“As linhas de montagem de todas as fábricas de veículos do Brasil estão paralisadas e a greve dos camionistas afetará significativamente os nossos resultados, inclusive no que toca à exportação”, alertou a Associação Nacional de Fabricantes Veículos Automotores.

Apesar de um acordo anunciado pelo Governo com alguns representantes dos camionistas na quinta-feira à noite, a mobilização de grevistas permanecia forte na manhã de hoje, já que muitas estradas ainda estão bloqueadas em todo o país, assim como o acesso às refinarias de petróleo.

A greve afeta todos os setores da economia, incluindo o transporte aéreo.

O aeroporto de Brasília anunciou que as suas reservas de querosene já estão esgotadas e cinco voos já foram cancelados.

A companhia americana American Airlines decidiu cancelar um voo de Miami que deveria ter aterrado em Brasília pela manhã, bem como um outro que deveria deixar a capital brasileira à noite, com destino à Florida.
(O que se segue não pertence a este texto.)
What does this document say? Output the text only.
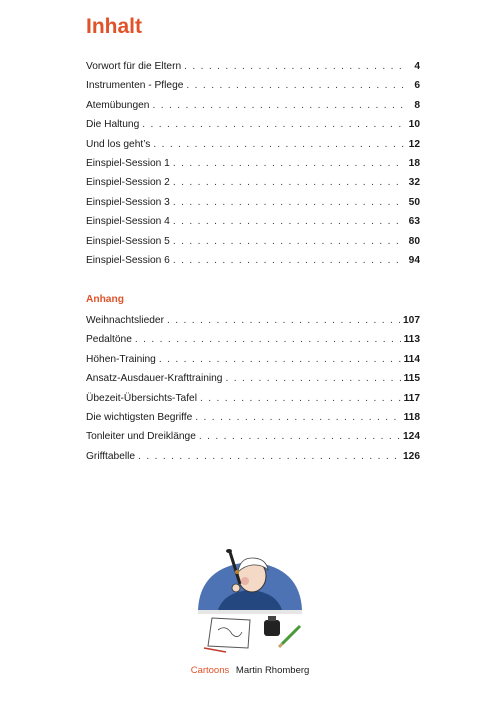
Inhalt
Vorwort für die Eltern . . .	4
Instrumenten - Pflege . . .	6
Atemübungen . . .	8
Die Haltung . . .	10
Und los geht’s . . .	12
Einspiel-Session 1 . . .	18
Einspiel-Session 2 . . .	32
Einspiel-Session 3 . . .	50
Einspiel-Session 4 . . .	63
Einspiel-Session 5 . . .	80
Einspiel-Session 6 . . .	94
Anhang
Weihnachtslieder . . .	107
Pedaltöne . . .	113
Höhen-Training . . .	114
Ansatz-Ausdauer-Krafttraining . . .	115
Übezeit-Übersichts-Tafel . . .	117
Die wichtigsten Begriffe . . .	118
Tonleiter und Dreiklänge . . .	124
Grifftabelle . . .	126
Cartoons Martin Rhomberg
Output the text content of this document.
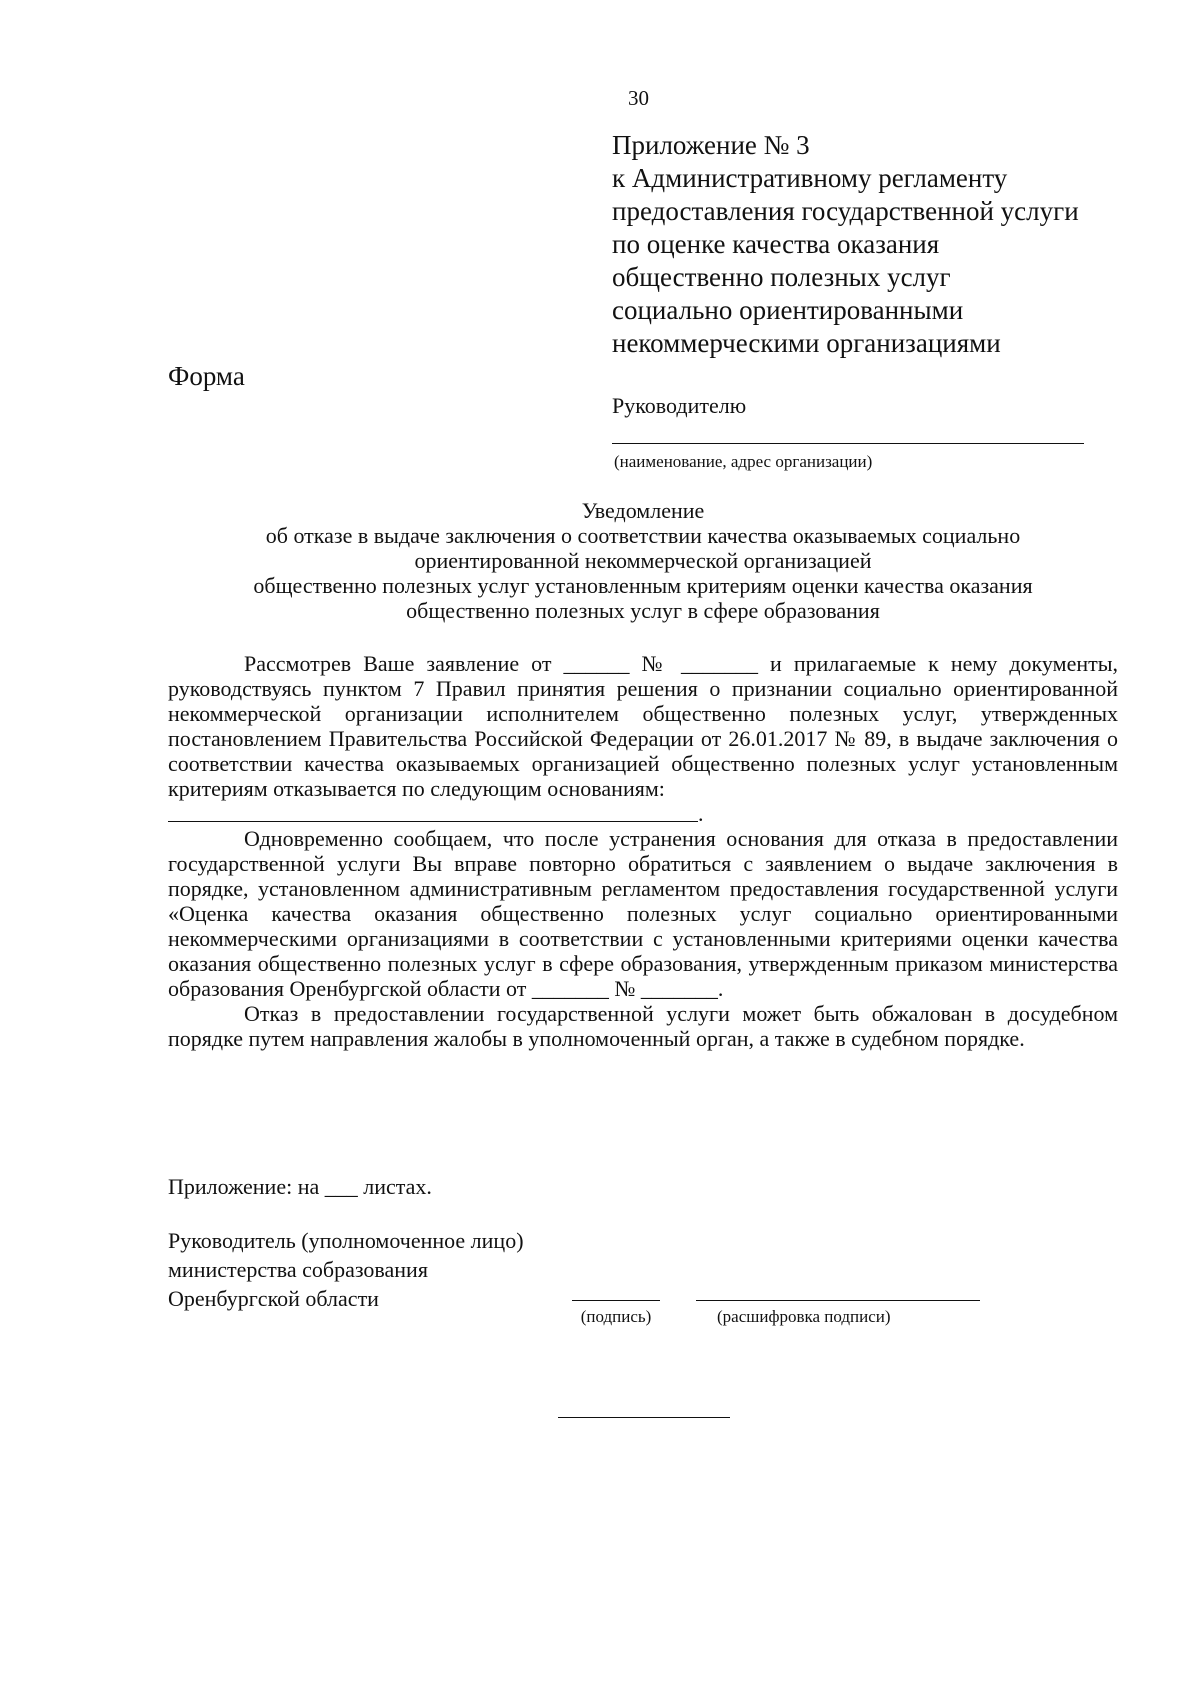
30
Приложение № 3
к Административному регламенту
предоставления государственной услуги
по оценке качества оказания
общественно полезных услуг
социально ориентированными
некоммерческими организациями
Форма
Руководителю
(наименование, адрес организации)
Уведомление
об отказе в выдаче заключения о соответствии качества оказываемых социально
ориентированной некоммерческой организацией
общественно полезных услуг установленным критериям оценки качества оказания
общественно полезных услуг в сфере образования

Рассмотрев Ваше заявление от ______ № _______ и прилагаемые к нему документы, руководствуясь пунктом 7 Правил принятия решения о признании социально ориентированной некоммерческой организации исполнителем общественно полезных услуг, утвержденных постановлением Правительства Российской Федерации от 26.01.2017 № 89, в выдаче заключения о соответствии качества оказываемых организацией общественно полезных услуг установленным критериям отказывается по следующим основаниям:

.

Одновременно сообщаем, что после устранения основания для отказа в предоставлении государственной услуги Вы вправе повторно обратиться с заявлением о выдаче заключения в порядке, установленном административным регламентом предоставления государственной услуги «Оценка качества оказания общественно полезных услуг социально ориентированными некоммерческими организациями в соответствии с установленными критериями оценки качества оказания общественно полезных услуг в сфере образования, утвержденным приказом министерства образования Оренбургской области от _______ № _______.

Отказ в предоставлении государственной услуги может быть обжалован в досудебном порядке путем направления жалобы в уполномоченный орган, а также в судебном порядке.

Приложение: на ___ листах.
Руководитель (уполномоченное лицо)
министерства собразования
Оренбургской области
(подпись)	(расшифровка подписи)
Nas principais cidades brasileiras, a maioria das estações de serviço está sem combustível e os serviços de autocarros estão a funcionar apenas parcialmente.

A TV GloboNews também mostrou hoje que as bancas do mercado grossista do Rio de Janeiro estão praticamente vazias, o que deixou muitos supermercados sem produtos frescos.

Segundo o portal de notícias G1, os camionistas fazem manifestações nos 26 estados e no Distrito Federal (Brasília).

Os protestos, que entram hoje no seu quinto dia consecutivo, são contra o aumento do preço do diesel, que faz parte da política de preços da Petrobras em vigor desde julho de 2017.

Após sete horas de reunião entre o Governo e representantes dos camionistas, o ministro da Casa civil, Eliseu Padilha, anunciou na noite de quinta-feira que houve acordo pela suspensão da greve por 15 dias.

Entretanto, só nove das 11 entidades presentes aceitaram a proposta do Executivo brasileiro, que prevê um prazo de 30 dias para reajustes no preço do diesel.

Esta era uma das principais exigências dos camionistas, que queriam mais previsibilidade nos reajustes.

Na quinta-feira, a greve dos camionistas no Brasil, com manifestações e bloqueios em estradas de 23 estados e no Distrito Federal (Brasília), já registava constrangimentos no transporte e distribuição de alimentos e combustíveis.

A falta de distribuição está a provocar aumentos nos preços dos bens alimentares e dos combustíveis no país.

O mercado financeiro também está instável com os efeitos da greve dos camionistas.